8. The possibility of needing only surgery (without RT and ADT) was very attractive
-- was was knowing RT and ADT were there for any needed adjuvant treatment and still are for any salvage treatment.Thoughts on my RP choice with hindsight:
1. From my outcome, it appears my PCa was, in fact, prostate-confined (path stage pT2 R0, G9 (4+5). I've learned that this fact correlates well with good oncological outcomes, whereas Gleason score does not appear to matter much with prostate-confined disease. I was already experimenting with sildenafil because of BPH-related ED before surgery, and still use it, but only sometimes, now. I am 99.99% continent.
2. Recent studies have leaned in favor of RP (+ RT/ADT if needed) having better overall survival (OS) than EBRT + ADT for localized disease (i.e. not necessarily even prostate-confined) in high-grade men. A study just published by D'Amico et al. calculated 93% vs 87%, and 76% vs 60%, respectively for 5- and 10- year OS.
Results for EBRT + brachy boost + ADT (vs. RP) have been varied and may or may not yield better BCR statistics, but expert RO's point out that good BCR stats do not guarantee better overall survival. It takes a long time to have OS stats for new RT treatments. Optimal RT doses for the newer hypofractionated regimes are still being worked out.
3. It turned out that my prostate had grown back half of the weight that was removed during my previous TURP, and if I hadn't had a RP, I may have been needed a second BPH procedure in a few years. Again, studies on the effect of RT on BPH are, AFAIK, non-existent.
4. My Decipher score was low-risk for the chances of metastases within 5 years (August will be my 4-year mark).
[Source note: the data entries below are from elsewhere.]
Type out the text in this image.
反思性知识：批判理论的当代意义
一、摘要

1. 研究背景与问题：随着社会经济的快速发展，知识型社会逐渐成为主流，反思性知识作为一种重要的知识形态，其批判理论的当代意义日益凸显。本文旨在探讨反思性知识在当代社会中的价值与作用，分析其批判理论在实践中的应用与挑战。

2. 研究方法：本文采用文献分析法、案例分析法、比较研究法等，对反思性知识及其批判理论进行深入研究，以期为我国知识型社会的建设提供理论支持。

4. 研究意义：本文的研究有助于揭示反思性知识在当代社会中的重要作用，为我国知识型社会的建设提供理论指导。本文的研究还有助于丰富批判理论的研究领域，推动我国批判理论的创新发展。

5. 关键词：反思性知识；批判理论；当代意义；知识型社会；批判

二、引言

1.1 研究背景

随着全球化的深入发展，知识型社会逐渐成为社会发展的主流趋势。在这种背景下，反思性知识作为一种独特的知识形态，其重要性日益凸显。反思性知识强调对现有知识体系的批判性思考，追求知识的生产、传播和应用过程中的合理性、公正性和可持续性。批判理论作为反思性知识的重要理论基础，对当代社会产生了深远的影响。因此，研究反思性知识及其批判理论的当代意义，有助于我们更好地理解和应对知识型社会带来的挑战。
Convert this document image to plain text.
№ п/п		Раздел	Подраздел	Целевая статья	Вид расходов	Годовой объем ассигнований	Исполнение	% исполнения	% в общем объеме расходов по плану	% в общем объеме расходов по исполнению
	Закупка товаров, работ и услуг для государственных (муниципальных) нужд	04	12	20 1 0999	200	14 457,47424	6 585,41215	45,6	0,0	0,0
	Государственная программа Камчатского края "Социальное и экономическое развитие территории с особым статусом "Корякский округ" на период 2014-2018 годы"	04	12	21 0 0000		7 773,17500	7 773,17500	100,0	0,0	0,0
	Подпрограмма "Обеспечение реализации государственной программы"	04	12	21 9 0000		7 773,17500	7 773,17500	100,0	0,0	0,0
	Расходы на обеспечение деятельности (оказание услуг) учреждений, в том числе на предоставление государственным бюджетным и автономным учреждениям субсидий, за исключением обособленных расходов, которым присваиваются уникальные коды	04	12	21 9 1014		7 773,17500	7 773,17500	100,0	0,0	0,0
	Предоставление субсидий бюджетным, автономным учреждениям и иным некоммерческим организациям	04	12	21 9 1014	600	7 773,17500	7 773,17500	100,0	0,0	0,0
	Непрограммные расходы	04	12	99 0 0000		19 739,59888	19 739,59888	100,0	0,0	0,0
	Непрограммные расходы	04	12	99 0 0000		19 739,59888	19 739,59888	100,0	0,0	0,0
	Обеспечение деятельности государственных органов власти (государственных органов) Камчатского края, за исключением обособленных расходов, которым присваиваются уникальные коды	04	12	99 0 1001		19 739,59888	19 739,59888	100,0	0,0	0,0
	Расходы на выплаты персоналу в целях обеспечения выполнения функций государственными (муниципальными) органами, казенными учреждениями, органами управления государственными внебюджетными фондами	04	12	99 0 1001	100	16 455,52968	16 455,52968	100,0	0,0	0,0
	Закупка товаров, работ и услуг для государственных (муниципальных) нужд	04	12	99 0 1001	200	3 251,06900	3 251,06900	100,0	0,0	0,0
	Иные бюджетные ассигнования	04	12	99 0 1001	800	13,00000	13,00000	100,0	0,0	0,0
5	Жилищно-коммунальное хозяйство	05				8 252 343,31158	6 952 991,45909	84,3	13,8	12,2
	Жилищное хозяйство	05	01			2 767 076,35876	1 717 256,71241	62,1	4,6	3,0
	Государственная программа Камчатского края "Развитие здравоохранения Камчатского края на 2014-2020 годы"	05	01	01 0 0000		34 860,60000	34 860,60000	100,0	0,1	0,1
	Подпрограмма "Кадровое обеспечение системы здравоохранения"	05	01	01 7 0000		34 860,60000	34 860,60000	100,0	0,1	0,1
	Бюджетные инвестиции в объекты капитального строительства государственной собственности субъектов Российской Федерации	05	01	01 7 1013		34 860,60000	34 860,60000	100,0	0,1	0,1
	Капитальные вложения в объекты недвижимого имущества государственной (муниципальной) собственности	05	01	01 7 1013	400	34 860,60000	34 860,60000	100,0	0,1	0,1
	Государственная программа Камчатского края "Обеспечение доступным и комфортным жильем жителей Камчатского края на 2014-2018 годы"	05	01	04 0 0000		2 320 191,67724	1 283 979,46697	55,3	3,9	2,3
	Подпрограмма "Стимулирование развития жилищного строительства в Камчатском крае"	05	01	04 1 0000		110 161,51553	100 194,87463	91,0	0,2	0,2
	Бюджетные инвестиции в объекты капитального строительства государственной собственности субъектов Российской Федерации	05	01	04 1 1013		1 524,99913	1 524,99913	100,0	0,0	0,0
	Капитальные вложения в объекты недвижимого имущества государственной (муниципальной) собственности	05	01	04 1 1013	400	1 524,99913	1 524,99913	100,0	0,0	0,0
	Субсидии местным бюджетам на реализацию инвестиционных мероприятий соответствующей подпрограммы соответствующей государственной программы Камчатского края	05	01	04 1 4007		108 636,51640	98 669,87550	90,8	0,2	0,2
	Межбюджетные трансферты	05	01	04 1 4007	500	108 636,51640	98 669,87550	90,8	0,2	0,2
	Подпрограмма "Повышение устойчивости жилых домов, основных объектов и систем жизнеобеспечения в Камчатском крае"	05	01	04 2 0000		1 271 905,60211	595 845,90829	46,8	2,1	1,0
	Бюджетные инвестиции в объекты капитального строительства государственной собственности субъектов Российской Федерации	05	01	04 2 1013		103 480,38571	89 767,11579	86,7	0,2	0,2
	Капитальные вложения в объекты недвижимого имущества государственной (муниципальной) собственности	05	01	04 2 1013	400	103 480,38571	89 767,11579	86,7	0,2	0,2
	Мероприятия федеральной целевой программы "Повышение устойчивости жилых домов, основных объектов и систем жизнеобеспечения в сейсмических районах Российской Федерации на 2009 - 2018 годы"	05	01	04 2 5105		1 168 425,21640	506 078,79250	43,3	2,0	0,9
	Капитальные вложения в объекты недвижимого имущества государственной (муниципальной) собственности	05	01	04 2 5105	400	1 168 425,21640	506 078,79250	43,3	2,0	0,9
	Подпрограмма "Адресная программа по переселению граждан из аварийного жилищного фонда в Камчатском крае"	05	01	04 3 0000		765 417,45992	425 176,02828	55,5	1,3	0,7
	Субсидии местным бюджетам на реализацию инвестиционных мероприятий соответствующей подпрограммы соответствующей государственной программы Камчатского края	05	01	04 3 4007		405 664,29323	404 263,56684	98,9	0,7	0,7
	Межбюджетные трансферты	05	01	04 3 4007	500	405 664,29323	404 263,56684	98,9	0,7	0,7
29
5. I don't think my "let's have it out now" reasoning above was unfounded: studies of 2-year post-treatment biopsies on men who chose RT show there can be viable PCa cells remaining that give rise to recurrence. In other words, all recurrence in these men may not be caused my micromets that are there before RT. IMO this isn't an insignificant consideration with high-grade disease.
5. My post-op uPSA was 0.010; it was 0.020 approaching 4 years post-op.
6. Since my RP, the issues of impaired mental cognition and cardiovascular risk with ADT have become of greater interest and study.
7. If you go the surgery route: overall stats for continence and potency outcomes with RP don't matter as much as the stats of the surgeon who is doing your
RP! Not all surgeons are equal. When interviewing surgeons asking about
their stats for these outcomes is just as important as asking the number of RALP procedures they have performed. Looking back, I would have gone with my surgeon even if he did only RALP; however, I do think an
open procedure can have advantages over robotic for high-grade disease, better access to lymph nodes being one of them.